Kirby's most memorable scene — the one where she wins a high-stakes trivia game with Ghostface — goes on for longer in the original script, and her performance is far more impressive. (Sidney's also with her for the game, so we get a lot more interaction with the two than the movie itself gives us.) The other big difference is with the ending: where the finished movie ends with Sidney surviving and killing Jill at the hospital, the original script ends with something far more ambiguous. There, Jill successfully pulls off her scheme, except at the last moment Dewey and Gale learn that there's been one survivor in the massacre: "A woman." Dewey asks if it's Sidney, but the script ends before he gets an answer. 
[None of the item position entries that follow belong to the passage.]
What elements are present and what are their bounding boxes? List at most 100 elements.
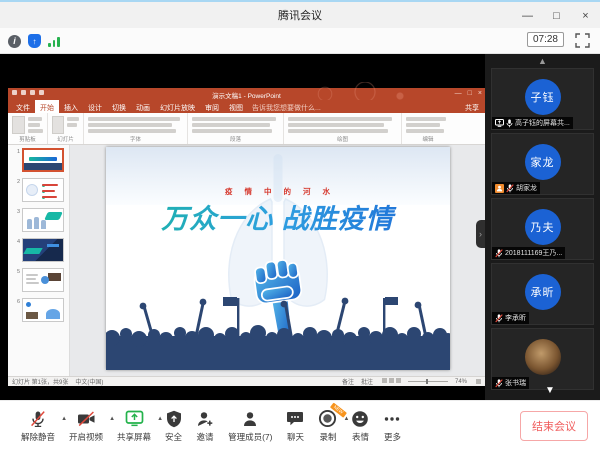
avatar: 乃夫 bbox=[525, 209, 561, 245]
slide-thumbnail-2: 2 bbox=[8, 178, 69, 202]
ppt-newslide-button bbox=[52, 116, 64, 134]
sidebar-collapse-handle[interactable]: › bbox=[476, 220, 485, 248]
shared-screen-stage: 演示文稿1 - PowerPoint — □ × 文件 开始 插入 设计 切换 … bbox=[0, 54, 485, 400]
ppt-tab-design: 设计 bbox=[83, 100, 107, 113]
scroll-down-icon[interactable]: ▼ bbox=[545, 385, 555, 396]
fullscreen-icon[interactable] bbox=[575, 33, 590, 48]
mic-muted-icon bbox=[506, 184, 514, 193]
ppt-ribbon: 剪贴板 幻灯片 字体 段落 绘图 bbox=[8, 113, 485, 145]
start-video-button[interactable]: 开启视频 ▲ bbox=[62, 409, 110, 443]
ppt-zoom-level: 74% bbox=[455, 379, 467, 385]
avatar: 家龙 bbox=[525, 144, 561, 180]
scroll-up-icon[interactable]: ▲ bbox=[538, 55, 547, 67]
participants-sidebar: ▲ › 子钰 高子钰的屏幕共... 家龙 胡家龙 乃夫 2018111169王乃… bbox=[485, 54, 600, 400]
slide-view: 疫情中的河水 万众一心 战胜疫情 bbox=[106, 147, 450, 370]
reactions-button[interactable]: 表情 bbox=[344, 409, 376, 443]
avatar-photo bbox=[525, 339, 561, 375]
ppt-fit-icon bbox=[476, 379, 481, 384]
mic-muted-icon bbox=[495, 314, 503, 323]
meeting-main-area: 演示文稿1 - PowerPoint — □ × 文件 开始 插入 设计 切换 … bbox=[0, 54, 600, 400]
screenshare-icon bbox=[125, 410, 144, 427]
participant-tile[interactable]: 家龙 胡家龙 bbox=[491, 133, 594, 195]
network-signal-icon[interactable] bbox=[48, 35, 60, 47]
participant-name: 2018111169王乃... bbox=[505, 248, 562, 258]
share-screen-button[interactable]: 共享屏幕 ▲ bbox=[110, 409, 158, 443]
invite-person-icon bbox=[196, 410, 214, 428]
slide-thumbnail-4: 4 bbox=[8, 238, 69, 262]
chat-icon bbox=[286, 410, 304, 427]
chat-button[interactable]: 聊天 bbox=[279, 409, 311, 443]
slide-kicker-text: 疫情中的河水 bbox=[106, 186, 450, 197]
ppt-group-editing: 编辑 bbox=[402, 135, 454, 143]
ppt-minimize-icon: — bbox=[455, 89, 462, 99]
ppt-share-button: 共享 bbox=[465, 103, 479, 113]
ppt-tab-file: 文件 bbox=[11, 100, 35, 113]
ppt-tab-insert: 插入 bbox=[59, 100, 83, 113]
shield-icon bbox=[166, 410, 182, 428]
participant-tile[interactable]: 承昕 李承昕 bbox=[491, 263, 594, 325]
record-button[interactable]: NEW 录制 ▲ bbox=[311, 409, 344, 443]
ppt-close-icon: × bbox=[478, 89, 482, 99]
ppt-workspace: 1 2 3 4 5 bbox=[8, 145, 485, 376]
mic-muted-icon bbox=[495, 249, 503, 258]
more-dots-icon bbox=[383, 410, 401, 428]
meeting-control-bar: 解除静音 ▲ 开启视频 ▲ 共享屏幕 ▲ 安全 邀请 管理成员(7) 聊天 NE… bbox=[0, 400, 600, 450]
ppt-group-slides: 幻灯片 bbox=[48, 135, 83, 143]
end-meeting-button[interactable]: 结束会议 bbox=[520, 411, 588, 441]
ppt-window-title: 演示文稿1 - PowerPoint bbox=[8, 90, 485, 100]
crowd-silhouette bbox=[106, 292, 450, 370]
ppt-ribbon-tabs: 文件 开始 插入 设计 切换 动画 幻灯片放映 审阅 视图 告诉我您想要做什么.… bbox=[8, 100, 485, 113]
slide-thumbnail-3: 3 bbox=[8, 208, 69, 232]
slide-thumbnail-1: 1 bbox=[8, 148, 69, 172]
ppt-window-controls: — □ × bbox=[455, 89, 482, 99]
ppt-slide-canvas: 疫情中的河水 万众一心 战胜疫情 bbox=[70, 145, 485, 376]
maximize-button[interactable]: □ bbox=[542, 4, 571, 28]
close-button[interactable]: × bbox=[571, 4, 600, 28]
meeting-info-bar: i ↑ 07:28 bbox=[0, 28, 600, 54]
meeting-timer: 07:28 bbox=[527, 32, 564, 47]
participant-name: 高子钰的屏幕共... bbox=[515, 118, 570, 128]
minimize-button[interactable]: — bbox=[513, 4, 542, 28]
screenshare-icon bbox=[495, 119, 504, 127]
ppt-paste-button bbox=[12, 116, 25, 134]
host-icon bbox=[495, 184, 504, 193]
slide-thumbnail-5: 5 bbox=[8, 268, 69, 292]
ppt-group-paragraph: 段落 bbox=[188, 135, 283, 143]
ppt-group-font: 字体 bbox=[84, 135, 187, 143]
participant-tile[interactable]: 乃夫 2018111169王乃... bbox=[491, 198, 594, 260]
participant-name: 张书瑞 bbox=[505, 378, 526, 388]
invite-button[interactable]: 邀请 bbox=[189, 409, 221, 443]
security-button[interactable]: 安全 bbox=[158, 409, 189, 443]
slide-thumbnail-6: 6 bbox=[8, 298, 69, 322]
meeting-info-icon[interactable]: i bbox=[8, 35, 21, 48]
participant-name: 胡家龙 bbox=[516, 183, 537, 193]
ppt-zoom-slider bbox=[408, 381, 448, 382]
ppt-tellme-search: 告诉我您想要做什么... bbox=[248, 100, 325, 113]
ppt-view-buttons bbox=[380, 378, 401, 385]
members-icon bbox=[241, 410, 259, 428]
unmute-button[interactable]: 解除静音 ▲ bbox=[14, 409, 62, 443]
window-titlebar: 腾讯会议 — □ × bbox=[0, 0, 600, 28]
manage-members-button[interactable]: 管理成员(7) bbox=[221, 409, 279, 443]
more-button[interactable]: 更多 bbox=[376, 409, 408, 443]
ppt-notes-toggle: 备注 bbox=[342, 377, 354, 386]
ppt-tab-animations: 动画 bbox=[131, 100, 155, 113]
mic-muted-icon bbox=[29, 410, 47, 428]
ppt-slide-counter: 幻灯片 第1张，共9张 bbox=[12, 377, 68, 386]
ppt-language: 中文(中国) bbox=[75, 377, 103, 386]
ppt-thumbnail-panel: 1 2 3 4 5 bbox=[8, 145, 70, 376]
ppt-tab-slideshow: 幻灯片放映 bbox=[155, 100, 200, 113]
participant-tile[interactable]: 子钰 高子钰的屏幕共... bbox=[491, 68, 594, 130]
avatar: 承昕 bbox=[525, 274, 561, 310]
smiley-icon bbox=[351, 410, 369, 428]
ppt-tab-home: 开始 bbox=[35, 100, 59, 113]
camera-off-icon bbox=[77, 411, 96, 427]
mic-on-icon bbox=[506, 119, 513, 128]
ppt-group-drawing: 绘图 bbox=[284, 135, 401, 143]
ppt-status-bar: 幻灯片 第1张，共9张 中文(中国) 备注 批注 74% bbox=[8, 376, 485, 386]
ppt-restore-icon: □ bbox=[468, 89, 472, 99]
ppt-tab-transitions: 切换 bbox=[107, 100, 131, 113]
network-protect-icon[interactable]: ↑ bbox=[28, 34, 41, 48]
participant-tile[interactable]: 张书瑞 bbox=[491, 328, 594, 390]
participant-name: 李承昕 bbox=[505, 313, 526, 323]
Considering Williamson's plans for the next film at the time, which involved Jill going off to college, it seems more than possible that the one woman left alive was intended to be Kirby. But while the script left Kirby's fate somewhat ambiguous, the final product seemingly made it clear that Kirby's been killed. Yes, we never see the exact moment where the lights leave her eyes, but we do see her get stabbed multiple times and she's never mentioned again. The implication's clear. 

Fixing Scream 4's mistakes

The lack of resolution with Kirby put the new "Scream" in an awkward position, because they'd have a lot of explaining to do if they wanted to bring Kirby back. Instead, the requel settled for a quick cameo that confirms her survival, which helped to give skeptical viewers time to make peace with the (admittedly clumsy) retcon before "Scream 6" comes and (presumably) gives us the real explanation for what happened with her. 

There was a lot of conflict over the fourth movie's script (which Williamson has been fairly vague about beyond acknowledging the conflict existed), but it seems to have been based around two competing visions for the movie. One was that the story would be a total deconstruction of reboots, one that literally kills off the entire new generation of survivors (who viewers expected to take over the series) and reaffirms Sidney/Gale/Dewey as the irreplaceable core of the franchise. The other vision seems to be that of a story that paves the way for the franchise to go in a fresh new direction centered around new characters, and an ending with Jill and/or Kirby still alive would've achieved that. 

In the end, we've gotten a messy mix of both. Jill was definitively killed, but Kirby ended up being alive after all, and "Scream" (2022) gave us another handful of survivors to connect with longterm. More than a decade after "Scream 4," the franchise is now firmly set up to move beyond the main original trilogy characters. And the fourth film itself is far, far better than it had any right to be.